Friday, December 20, 2013

The Paucity of Dan Walters' Commentary on School Issues

The column by Dan Walters in the Sacramento Bee entitled “California’s School Wars Heat Up” in the print edition for Dec.20, and “Powerful Factions Go to War Over Direction of California Schools,” http://www.sacbee.com/2013/12/20/6015661/dan-walters-powerful-factions.html in the on line version  seriously and deliberatively misinforms .  He frames the conflict between the School Establishment ( school administrators, elected officials, CTA]  vs. the “School Reformers”.   These are indeed two of the powerful factions, but not at all the complete story.
To understand the distortion lets see who these “reformers “  See the Democracy and Education Institute  https://sites.google.com/site/democracyandeducationorg
The cadre Walters’ calls reformers  are not reformers. These are a corporate financed  advocates and  some well financed opportunists. In most cases they do not work in schools, rather they work in lobbyist offices financed by the Waltons, the Gates, and others.   See here https://sites.google.com/site/democracyandeducationorg/Home/corporate-funded-reform
There is at least one additional group who Walters ignores- the social justice equity oriented based school reformers who have been working in schools for decades to  improve school opportunities for low income and minority children.
There are numerous examples of this groups, here https://sites.google.com/site/chicanodigital/home/the-creation-and-demise-of-bilingual-education-at-csu-sacramento-2,  and here https://sites.google.com/site/democracyandeducationorg/and CABE, Ca-Name, Raza Educators,  and the movement within both CTA and CFT known as social justice unionism.  On the national level these approaches are well represented in the Broader, Bolder Approach,  Rethinking Schools, the Shanker Institute and others.  Diane Ravitch has been writing well about some of these efforts.
Walters’ essay reflects the  similar  narrowness in the media as it portrays the U.S. political struggles as only between the Democrats and the Republicans . This media  narrowness- created and funded significantly by corporate ownership of media functions to move the society in the direction of restricting democracy.  See, Democracy Inc. Managed Democracy and the Specter of Inverted Totalitarianism by Sheldon Waldon, (2008) and Digital Disconnect; How Capitalism is Turning the Internet Against Democracy,  by Robert McChesney (2013) .
 Digital Disconnect readers benefit from McChesney’s long critical scholarly record of studying corporate journalism as an imbedded form of corporate capitalism  and its challenge to democracy.  As he says, “capitalism imposed its logic” ( p.89).

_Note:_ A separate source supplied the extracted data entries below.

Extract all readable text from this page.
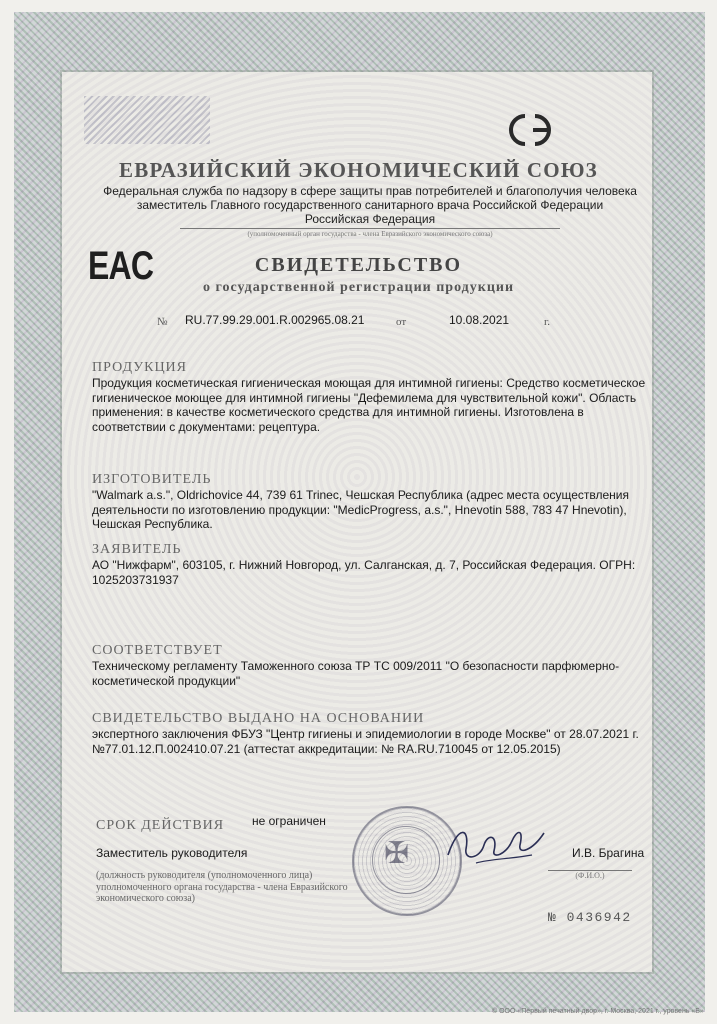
ЕВРАЗИЙСКИЙ ЭКОНОМИЧЕСКИЙ СОЮЗ
Федеральная служба по надзору в сфере защиты прав потребителей и благополучия человека
заместитель Главного государственного санитарного врача Российской Федерации
Российская Федерация
(уполномоченный орган государства - члена Евразийского экономического союза)
EAC	СВИДЕТЕЛЬСТВО
о государственной регистрации продукции
№ RU.77.99.29.001.R.002965.08.21	от	10.08.2021	г.
ПРОДУКЦИЯ
Продукция косметическая гигиеническая моющая для интимной гигиены: Средство косметическое гигиеническое моющее для интимной гигиены "Дефемилема для чувствительной кожи". Область применения: в качестве косметического средства для интимной гигиены. Изготовлена в соответствии с документами: рецептура.
ИЗГОТОВИТЕЛЬ
"Walmark a.s.", Oldrichovice 44, 739 61 Trinec, Чешская Республика (адрес места осуществления деятельности по изготовлению продукции: "MedicProgress, a.s.", Hnevotin 588, 783 47 Hnevotin), Чешская Республика.
ЗАЯВИТЕЛЬ
АО "Нижфарм", 603105, г. Нижний Новгород, ул. Салганская, д. 7, Российская Федерация. ОГРН: 1025203731937
СООТВЕТСТВУЕТ
Техническому регламенту Таможенного союза ТР ТС 009/2011 "О безопасности парфюмерно-косметической продукции"
СВИДЕТЕЛЬСТВО ВЫДАНО НА ОСНОВАНИИ
экспертного заключения ФБУЗ "Центр гигиены и эпидемиологии в городе Москве" от 28.07.2021 г. №77.01.12.П.002410.07.21 (аттестат аккредитации: № RA.RU.710045 от 12.05.2015)
СРОК ДЕЙСТВИЯ не ограничен
Заместитель руководителя	И.В. Брагина
(Ф.И.О.)
(должность руководителя (уполномоченного лица) уполномоченного органа государства - члена Евразийского экономического союза)
✠
№ 0436942
© ООО «Первый печатный двор», г. Москва, 2021 г., уровень «Б»
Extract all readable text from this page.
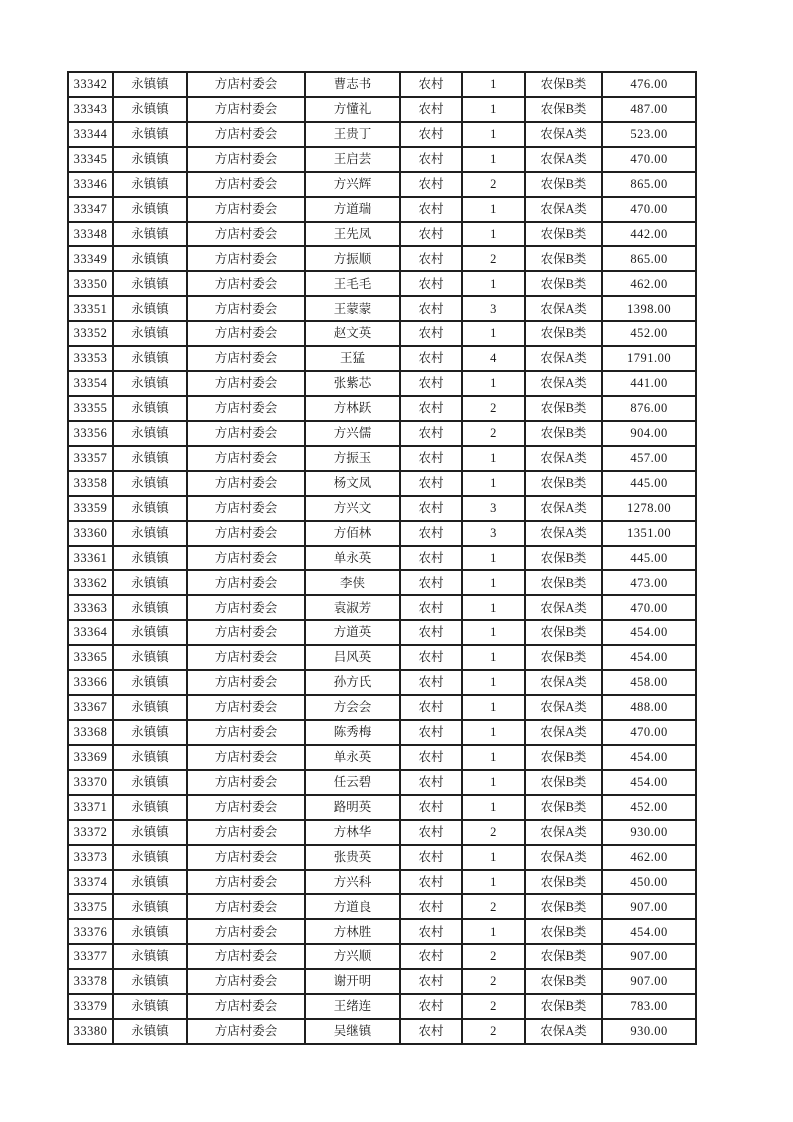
33342	永镇镇	方店村委会	曹志书	农村	1	农保B类	476.00
33343	永镇镇	方店村委会	方懂礼	农村	1	农保B类	487.00
33344	永镇镇	方店村委会	王贵丁	农村	1	农保A类	523.00
33345	永镇镇	方店村委会	王启芸	农村	1	农保A类	470.00
33346	永镇镇	方店村委会	方兴辉	农村	2	农保B类	865.00
33347	永镇镇	方店村委会	方道瑞	农村	1	农保A类	470.00
33348	永镇镇	方店村委会	王先凤	农村	1	农保B类	442.00
33349	永镇镇	方店村委会	方振顺	农村	2	农保B类	865.00
33350	永镇镇	方店村委会	王毛毛	农村	1	农保B类	462.00
33351	永镇镇	方店村委会	王蒙蒙	农村	3	农保A类	1398.00
33352	永镇镇	方店村委会	赵文英	农村	1	农保B类	452.00
33353	永镇镇	方店村委会	王猛	农村	4	农保A类	1791.00
33354	永镇镇	方店村委会	张紫芯	农村	1	农保A类	441.00
33355	永镇镇	方店村委会	方林跃	农村	2	农保B类	876.00
33356	永镇镇	方店村委会	方兴儒	农村	2	农保B类	904.00
33357	永镇镇	方店村委会	方振玉	农村	1	农保A类	457.00
33358	永镇镇	方店村委会	杨文凤	农村	1	农保B类	445.00
33359	永镇镇	方店村委会	方兴文	农村	3	农保A类	1278.00
33360	永镇镇	方店村委会	方佰林	农村	3	农保A类	1351.00
33361	永镇镇	方店村委会	单永英	农村	1	农保B类	445.00
33362	永镇镇	方店村委会	李侠	农村	1	农保B类	473.00
33363	永镇镇	方店村委会	袁淑芳	农村	1	农保A类	470.00
33364	永镇镇	方店村委会	方道英	农村	1	农保B类	454.00
33365	永镇镇	方店村委会	吕风英	农村	1	农保B类	454.00
33366	永镇镇	方店村委会	孙方氏	农村	1	农保A类	458.00
33367	永镇镇	方店村委会	方会会	农村	1	农保A类	488.00
33368	永镇镇	方店村委会	陈秀梅	农村	1	农保A类	470.00
33369	永镇镇	方店村委会	单永英	农村	1	农保B类	454.00
33370	永镇镇	方店村委会	任云碧	农村	1	农保B类	454.00
33371	永镇镇	方店村委会	路明英	农村	1	农保B类	452.00
33372	永镇镇	方店村委会	方林华	农村	2	农保A类	930.00
33373	永镇镇	方店村委会	张贵英	农村	1	农保A类	462.00
33374	永镇镇	方店村委会	方兴科	农村	1	农保B类	450.00
33375	永镇镇	方店村委会	方道良	农村	2	农保B类	907.00
33376	永镇镇	方店村委会	方林胜	农村	1	农保B类	454.00
33377	永镇镇	方店村委会	方兴顺	农村	2	农保B类	907.00
33378	永镇镇	方店村委会	谢开明	农村	2	农保B类	907.00
33379	永镇镇	方店村委会	王绪连	农村	2	农保B类	783.00
33380	永镇镇	方店村委会	吴继镇	农村	2	农保A类	930.00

Most  media,  as  illustrated by Dan Walters in today’s column with reporting and opining on “inside baseball’ at the state capitol, are not objective observers. Walters is in fact an integrated and important part of the campaign to turn public schools  (and other public institutions) over to even more corporate influence and corporate control. This narrow frame of media coverage corrupts our democratic system.
I have been fortunate to have  served to prepare over 600 new teachers and educational leaders who are currently working in Sacramento area  schools and educating  children. Some are becoming administrators and college professors.  These teachers and educational leaders are not considered in the narrow framing of opinions presented by  Walters’, but they constitute a significant  cohort of persons immediate knowledge of the school reality and who are working for substantive  educational reform.

Duane Campbell is the Director of the Democracy and Education Institute. Sacramento.